Stefania Pifferi. Randy Kurtz says the hot Southwest Florida real estate market has boosted tenants and interest in The Collective.

That’s also the location of The Studio, which has 21 individual showrooms where companies showcase everything from hardware and fireplaces to flooring and windows. That option has proved so popular — 20 of the 21 studios are already leased — Kurtz is using some of the available space remaining on the second floor to expand The Studio, adding eight to 10 additional showrooms. “I decided to enlarge The Studio since it brings a lot of people into the building,” he says.

Current ground floor tenants are GWT Outdoors, Sun Mountain Custom Doors, Method & Concept and Luxury Bed Collection. Available space remains on the ground floor that Kurtz earmarked for a restaurant. That’s something he continues to pursue, talking with various restaurateurs, but the need isn’t as immediate given the current climate and the fact that so much of the building is leased out.

But a restaurant will likely eventually fill that space. “The tenants would like to have one, and it would be something that brings people to the building,” says Kurtz. “And I’d still selfishly like to have a restaurant down the stairs from my office.”

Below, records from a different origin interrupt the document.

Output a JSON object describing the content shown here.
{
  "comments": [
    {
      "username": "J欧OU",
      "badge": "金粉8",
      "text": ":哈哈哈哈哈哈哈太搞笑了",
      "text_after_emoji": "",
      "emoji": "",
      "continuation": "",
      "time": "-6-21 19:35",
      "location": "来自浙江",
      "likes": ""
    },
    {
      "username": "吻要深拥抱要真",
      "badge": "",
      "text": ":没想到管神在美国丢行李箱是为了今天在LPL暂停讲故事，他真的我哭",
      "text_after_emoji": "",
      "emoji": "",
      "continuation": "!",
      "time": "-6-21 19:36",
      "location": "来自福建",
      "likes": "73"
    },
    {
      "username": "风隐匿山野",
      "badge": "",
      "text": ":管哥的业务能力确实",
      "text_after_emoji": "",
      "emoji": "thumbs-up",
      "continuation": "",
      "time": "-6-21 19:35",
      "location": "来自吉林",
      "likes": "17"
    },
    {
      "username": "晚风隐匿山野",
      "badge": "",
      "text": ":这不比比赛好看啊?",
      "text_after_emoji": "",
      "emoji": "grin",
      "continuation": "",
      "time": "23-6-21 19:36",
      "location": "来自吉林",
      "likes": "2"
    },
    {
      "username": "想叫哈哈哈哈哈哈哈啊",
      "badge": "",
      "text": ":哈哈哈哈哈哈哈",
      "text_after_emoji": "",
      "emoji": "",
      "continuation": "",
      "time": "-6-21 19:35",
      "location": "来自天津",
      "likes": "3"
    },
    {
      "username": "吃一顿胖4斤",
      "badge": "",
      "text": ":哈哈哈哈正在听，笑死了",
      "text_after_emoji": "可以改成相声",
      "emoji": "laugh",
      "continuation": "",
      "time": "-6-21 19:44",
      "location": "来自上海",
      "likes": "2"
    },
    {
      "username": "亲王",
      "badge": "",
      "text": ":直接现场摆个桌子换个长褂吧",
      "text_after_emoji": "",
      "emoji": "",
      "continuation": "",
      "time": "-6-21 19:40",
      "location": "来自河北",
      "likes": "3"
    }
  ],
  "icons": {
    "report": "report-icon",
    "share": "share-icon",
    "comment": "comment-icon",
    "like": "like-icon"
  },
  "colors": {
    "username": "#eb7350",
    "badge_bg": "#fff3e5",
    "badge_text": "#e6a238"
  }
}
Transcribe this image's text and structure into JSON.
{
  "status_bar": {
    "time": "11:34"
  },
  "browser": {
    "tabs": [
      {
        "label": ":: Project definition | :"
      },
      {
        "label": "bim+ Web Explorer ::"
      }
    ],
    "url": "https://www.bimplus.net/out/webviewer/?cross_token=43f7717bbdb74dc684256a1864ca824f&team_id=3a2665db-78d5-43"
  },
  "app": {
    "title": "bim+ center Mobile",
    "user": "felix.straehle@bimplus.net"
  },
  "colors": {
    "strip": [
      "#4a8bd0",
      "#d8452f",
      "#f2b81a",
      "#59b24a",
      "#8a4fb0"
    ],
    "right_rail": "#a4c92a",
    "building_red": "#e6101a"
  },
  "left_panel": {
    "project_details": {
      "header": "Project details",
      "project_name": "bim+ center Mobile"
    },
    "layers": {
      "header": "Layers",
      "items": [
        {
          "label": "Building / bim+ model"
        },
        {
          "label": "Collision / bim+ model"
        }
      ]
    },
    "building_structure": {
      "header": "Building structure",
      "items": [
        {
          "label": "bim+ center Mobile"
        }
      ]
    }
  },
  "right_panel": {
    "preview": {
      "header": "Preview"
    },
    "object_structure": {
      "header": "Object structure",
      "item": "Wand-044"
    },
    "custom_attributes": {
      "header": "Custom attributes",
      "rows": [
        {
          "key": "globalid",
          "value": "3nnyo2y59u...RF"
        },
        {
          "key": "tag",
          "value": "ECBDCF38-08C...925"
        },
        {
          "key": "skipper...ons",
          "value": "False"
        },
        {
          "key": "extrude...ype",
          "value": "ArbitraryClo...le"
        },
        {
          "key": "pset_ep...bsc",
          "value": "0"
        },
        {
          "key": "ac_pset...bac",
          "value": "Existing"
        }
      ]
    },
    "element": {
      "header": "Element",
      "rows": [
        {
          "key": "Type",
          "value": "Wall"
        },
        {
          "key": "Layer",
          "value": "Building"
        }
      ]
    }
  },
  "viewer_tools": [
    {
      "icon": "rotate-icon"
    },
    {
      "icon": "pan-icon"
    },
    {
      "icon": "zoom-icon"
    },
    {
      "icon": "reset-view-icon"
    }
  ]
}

When it comes to Kurtz’s own business, he admits he could be a lot busier than he is. But as he looks toward 2021, the custom homebuilder has decided to stick with a philosophy that’s proved successful for almost four decades.

“We don’t do every job we could get,” he says. “We take on a limited number of homes. I could take on a lot more work by being in this building. I will probably be talking to more people than I normally would because I’ve got more exposure than I had in the past. But I still plan to take a limited number of jobs. It’s worked out well for 38 years, so why change things?”